Robotics Technology, Automation Make ‘Labor Shortage’ Even More Untenable

Published on November 26th, 2014

One of the favorite mantras of mass immigration advocates, which they endlessly repeat, is “labor shortage.” To hear them tell it, we have always had a labor shortage and always will – even though we’ve had the highest sustained level of immigration in our history for more than two decades. Somehow the “shortage” always remains, which is used as justification for even more immigration.

Most interesting, while this “shortage” is going on, we have no shortage, but an abundance of Americans who can’t find jobs. The official rate of unemployment is 5.8 percent, but this measure grossly understates the problem because it does not count as unemployed people who have given up looking for work. Nor does it count people who seek full-time employment, but can only find part-time work. Include the two latter categories with the official rate, and the total comes to 11.5 percent.

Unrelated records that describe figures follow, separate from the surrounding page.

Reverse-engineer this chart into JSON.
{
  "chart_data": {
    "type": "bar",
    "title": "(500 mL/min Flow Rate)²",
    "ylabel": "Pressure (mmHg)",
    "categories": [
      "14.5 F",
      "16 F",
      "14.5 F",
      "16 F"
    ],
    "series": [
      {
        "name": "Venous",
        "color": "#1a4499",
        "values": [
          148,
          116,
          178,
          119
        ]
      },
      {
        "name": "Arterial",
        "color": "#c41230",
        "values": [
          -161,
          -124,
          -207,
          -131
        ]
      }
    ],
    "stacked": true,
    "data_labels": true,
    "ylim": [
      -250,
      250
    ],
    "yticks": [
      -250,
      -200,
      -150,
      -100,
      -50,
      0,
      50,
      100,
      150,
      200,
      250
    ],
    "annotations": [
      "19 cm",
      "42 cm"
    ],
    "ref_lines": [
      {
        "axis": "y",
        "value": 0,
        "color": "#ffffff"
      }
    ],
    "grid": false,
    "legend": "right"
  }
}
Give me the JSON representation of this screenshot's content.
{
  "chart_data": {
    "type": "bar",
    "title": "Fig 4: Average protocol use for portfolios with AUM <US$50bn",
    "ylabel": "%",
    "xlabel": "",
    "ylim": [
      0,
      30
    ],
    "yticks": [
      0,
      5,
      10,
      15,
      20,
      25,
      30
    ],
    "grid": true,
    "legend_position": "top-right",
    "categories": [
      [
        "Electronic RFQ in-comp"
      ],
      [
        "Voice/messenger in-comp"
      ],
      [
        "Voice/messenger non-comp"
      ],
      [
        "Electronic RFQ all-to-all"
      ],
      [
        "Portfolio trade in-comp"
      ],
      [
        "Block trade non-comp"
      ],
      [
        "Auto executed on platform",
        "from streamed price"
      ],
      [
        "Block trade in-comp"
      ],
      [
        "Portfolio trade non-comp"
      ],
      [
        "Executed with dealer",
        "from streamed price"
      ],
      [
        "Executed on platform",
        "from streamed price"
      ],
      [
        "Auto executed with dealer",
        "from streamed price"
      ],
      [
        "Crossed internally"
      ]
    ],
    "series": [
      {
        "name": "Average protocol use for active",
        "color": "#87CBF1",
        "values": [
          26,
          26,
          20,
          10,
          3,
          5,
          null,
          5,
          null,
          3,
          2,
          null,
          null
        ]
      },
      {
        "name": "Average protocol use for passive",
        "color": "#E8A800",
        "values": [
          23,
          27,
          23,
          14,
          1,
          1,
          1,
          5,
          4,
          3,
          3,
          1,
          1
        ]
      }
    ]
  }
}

Further, the wages of Americans who have jobs are not rising, and often are relatively low, and median household income has declined since 2000. Half of American wage earners make less than $28,000 a year. Competition from immigrants plays a role in the suppression of income, particularly for lower-income workers.

Robot bartender.

Another source of job competition looms before American workers: automation – specifically, in many cases, robotic technology. A recent report, “Fast Forward 2030: the Future of Work and the Workplace,” concluded that as the consequence of automation “nearly 50 percent of occupations today will no longer exist in 2025.” Its findings were remarkably similar to that of a study done at Oxford University in Britain of 700 American occupations. Published last year, it found that 47 percent of existing U.S. jobs (a total of 60 million) are “at risk” of being automated within the next 10 to 20 years.

Some say not to worry because technological change in the past created new jobs while eliminating old ones. The advent of the automobile put buggy makers out of business, but it also offered them jobs as assembly line workers in auto plants. Even so, can we assume that the same will happen with the current technological advances?

Certainly some people can find new jobs as robotic designers and maintenance technicians. The problem with these opportunities, unlike many that innovation created in the past, is that they require skill levels and aptitudes that many people don’t have. If current immigration policies continue, the Americans with those qualifications will face head-on competition from foreigners welcomed by firms seeking a cheap and docile workforce. This kind of competition is happening now as companies falsely claim that a shortage of qualified Americans impels them to hire foreign workers to do jobs involving science, technology, engineering and math.

With automation posing the challenges that it does, mass immigration, as it impacts the labor force, makes less sense than ever. Even agriculture, which supposedly needs foreign labor more than any other occupation, shows great potential for mechanizing its tasks. As the future unfolds, a shortage of workers may be far less a concern than a shortage of jobs for workers to do.